Ein Schadensersatzanspruch würde sich jedoch lediglich auf Ihre vergeblichen Aufwendungen erstrecken, die Sie im Vertrauen auf den Vertragsschluß hatten. Schadensersatz wegen Nichterfüllung (also z. B. die Mehrkosten für ein teureres Grundstück) könnten Sie nicht verlangen.

Sie könnten vom Verkäufer Ersatz Ihrer vergeblichen Aufwendungen verlangen, wenn Sie beweisen könnten, daß der Verkäufer von vornherein nicht die Absicht hatte, an Sie zu verkaufen, dies Ihnen jedoch vorspiegelte.

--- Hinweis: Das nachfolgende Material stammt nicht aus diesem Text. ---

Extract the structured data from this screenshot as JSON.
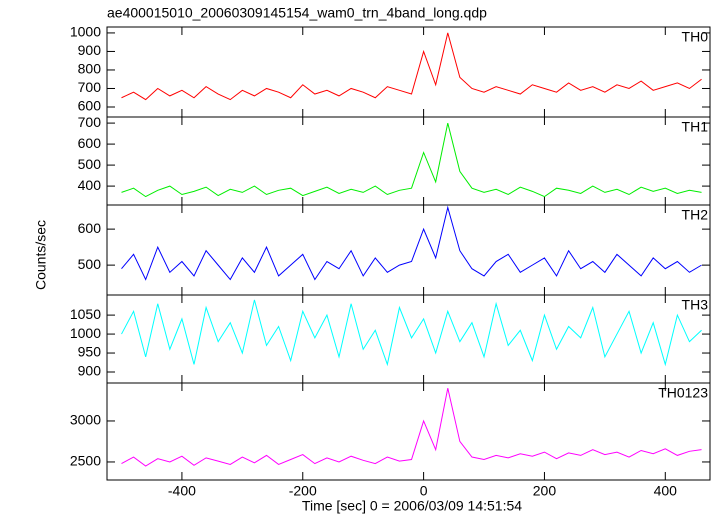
{
  "figure": {
    "title": "ae400015010_20060309145154_wam0_trn_4band_long.qdp",
    "y_label": "Counts/sec",
    "x_label": "Time [sec] 0 = 2006/03/09 14:51:54"
  },
  "chart_data": [
    {
      "type": "line",
      "x": [
        -500,
        -480,
        -460,
        -440,
        -420,
        -400,
        -380,
        -360,
        -340,
        -320,
        -300,
        -280,
        -260,
        -240,
        -220,
        -200,
        -180,
        -160,
        -140,
        -120,
        -100,
        -80,
        -60,
        -40,
        -20,
        0,
        20,
        40,
        60,
        80,
        100,
        120,
        140,
        160,
        180,
        200,
        220,
        240,
        260,
        280,
        300,
        320,
        340,
        360,
        380,
        400,
        420,
        440,
        460
      ],
      "series": [
        {
          "name": "TH0",
          "color": "#ff0000",
          "values": [
            650,
            680,
            640,
            700,
            660,
            690,
            650,
            710,
            670,
            640,
            690,
            660,
            700,
            680,
            650,
            720,
            670,
            690,
            660,
            700,
            680,
            650,
            710,
            690,
            670,
            900,
            720,
            1000,
            760,
            700,
            680,
            710,
            690,
            670,
            720,
            700,
            680,
            730,
            690,
            710,
            680,
            720,
            700,
            740,
            690,
            710,
            730,
            700,
            750
          ]
        }
      ],
      "xlim": [
        -524,
        474
      ],
      "ylim": [
        546,
        1032
      ],
      "yticks": [
        600,
        700,
        800,
        900,
        1000
      ]
    },
    {
      "type": "line",
      "x": [
        -500,
        -480,
        -460,
        -440,
        -420,
        -400,
        -380,
        -360,
        -340,
        -320,
        -300,
        -280,
        -260,
        -240,
        -220,
        -200,
        -180,
        -160,
        -140,
        -120,
        -100,
        -80,
        -60,
        -40,
        -20,
        0,
        20,
        40,
        60,
        80,
        100,
        120,
        140,
        160,
        180,
        200,
        220,
        240,
        260,
        280,
        300,
        320,
        340,
        360,
        380,
        400,
        420,
        440,
        460
      ],
      "series": [
        {
          "name": "TH1",
          "color": "#00ee00",
          "values": [
            370,
            390,
            350,
            380,
            400,
            360,
            375,
            395,
            355,
            385,
            370,
            400,
            360,
            380,
            390,
            355,
            375,
            395,
            365,
            385,
            370,
            400,
            360,
            380,
            390,
            560,
            420,
            700,
            470,
            390,
            370,
            385,
            360,
            395,
            375,
            350,
            390,
            380,
            365,
            400,
            370,
            385,
            360,
            395,
            375,
            390,
            365,
            380,
            370
          ]
        }
      ],
      "xlim": [
        -524,
        474
      ],
      "ylim": [
        310,
        729
      ],
      "yticks": [
        400,
        500,
        600,
        700
      ]
    },
    {
      "type": "line",
      "x": [
        -500,
        -480,
        -460,
        -440,
        -420,
        -400,
        -380,
        -360,
        -340,
        -320,
        -300,
        -280,
        -260,
        -240,
        -220,
        -200,
        -180,
        -160,
        -140,
        -120,
        -100,
        -80,
        -60,
        -40,
        -20,
        0,
        20,
        40,
        60,
        80,
        100,
        120,
        140,
        160,
        180,
        200,
        220,
        240,
        260,
        280,
        300,
        320,
        340,
        360,
        380,
        400,
        420,
        440,
        460
      ],
      "series": [
        {
          "name": "TH2",
          "color": "#0000ff",
          "values": [
            490,
            530,
            460,
            550,
            480,
            510,
            470,
            540,
            500,
            460,
            520,
            480,
            550,
            470,
            500,
            530,
            460,
            510,
            490,
            540,
            470,
            520,
            480,
            500,
            510,
            600,
            520,
            660,
            540,
            490,
            470,
            510,
            530,
            480,
            500,
            520,
            470,
            540,
            490,
            510,
            480,
            530,
            500,
            470,
            520,
            490,
            510,
            480,
            500
          ]
        }
      ],
      "xlim": [
        -524,
        474
      ],
      "ylim": [
        417,
        667
      ],
      "yticks": [
        500,
        600
      ]
    },
    {
      "type": "line",
      "x": [
        -500,
        -480,
        -460,
        -440,
        -420,
        -400,
        -380,
        -360,
        -340,
        -320,
        -300,
        -280,
        -260,
        -240,
        -220,
        -200,
        -180,
        -160,
        -140,
        -120,
        -100,
        -80,
        -60,
        -40,
        -20,
        0,
        20,
        40,
        60,
        80,
        100,
        120,
        140,
        160,
        180,
        200,
        220,
        240,
        260,
        280,
        300,
        320,
        340,
        360,
        380,
        400,
        420,
        440,
        460
      ],
      "series": [
        {
          "name": "TH3",
          "color": "#00ffff",
          "values": [
            1000,
            1060,
            940,
            1080,
            960,
            1040,
            920,
            1070,
            980,
            1030,
            950,
            1090,
            970,
            1020,
            930,
            1060,
            990,
            1050,
            940,
            1080,
            960,
            1010,
            920,
            1070,
            990,
            1040,
            950,
            1060,
            980,
            1030,
            940,
            1080,
            970,
            1010,
            930,
            1050,
            960,
            1020,
            990,
            1070,
            940,
            1000,
            1060,
            950,
            1030,
            920,
            1050,
            980,
            1010
          ]
        }
      ],
      "xlim": [
        -524,
        474
      ],
      "ylim": [
        871,
        1103
      ],
      "yticks": [
        900,
        950,
        1000,
        1050
      ]
    },
    {
      "type": "line",
      "x": [
        -500,
        -480,
        -460,
        -440,
        -420,
        -400,
        -380,
        -360,
        -340,
        -320,
        -300,
        -280,
        -260,
        -240,
        -220,
        -200,
        -180,
        -160,
        -140,
        -120,
        -100,
        -80,
        -60,
        -40,
        -20,
        0,
        20,
        40,
        60,
        80,
        100,
        120,
        140,
        160,
        180,
        200,
        220,
        240,
        260,
        280,
        300,
        320,
        340,
        360,
        380,
        400,
        420,
        440,
        460
      ],
      "series": [
        {
          "name": "TH0123",
          "color": "#ff00ff",
          "values": [
            2480,
            2560,
            2450,
            2540,
            2500,
            2570,
            2460,
            2550,
            2510,
            2470,
            2560,
            2490,
            2580,
            2470,
            2530,
            2590,
            2480,
            2550,
            2500,
            2570,
            2520,
            2480,
            2560,
            2510,
            2530,
            3000,
            2650,
            3400,
            2750,
            2560,
            2530,
            2580,
            2550,
            2600,
            2570,
            2620,
            2540,
            2610,
            2580,
            2650,
            2590,
            2620,
            2560,
            2640,
            2600,
            2660,
            2580,
            2630,
            2650
          ]
        }
      ],
      "xlim": [
        -524,
        474
      ],
      "ylim": [
        2280,
        3463
      ],
      "yticks": [
        2500,
        3000
      ],
      "xticks": [
        -400,
        -200,
        0,
        200,
        400
      ]
    }
  ]
}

Wenn der Verkäufer – was nach Ihrer Schilderung naheliegt – zunächst zwar die Absicht hatte, an Sie zu verkaufen, sich dann jedoch für einen anderen Kaufinteressenten entschied, könnten Sie Ersatz Ihrer vergeblichen Aufwendungen ab dem Zeitpunkt verlangen, in dem sich der Verkäufer anders entschieden hatte.

Mit freundlichen Grüßen

Vasel
Rechtsanwalt


Ergänzung vom Anwalt 12.11.2014 | 21:58

Im dritten Absatz fehlt ein Wort. Der Satz lautet richtig:
"Die Verweigerung der Mitwirkung an der Beurkundung eines Grundstückskaufvertrages verpflichtet nach der Rechtsprechung nur dann zum Schadensersatz, wenn eine besonders schwerwiegende, in der Regel vorsätzliche Treuepflichtverletzung vorliegt, wie sie beispielsweise beim Vorspiegeln einer tatsächlich nicht vorhandenen Abschlußbereitschaft gegeben ist (BGH, Urteil vom 09.11.2012 - V ZR 182/11)."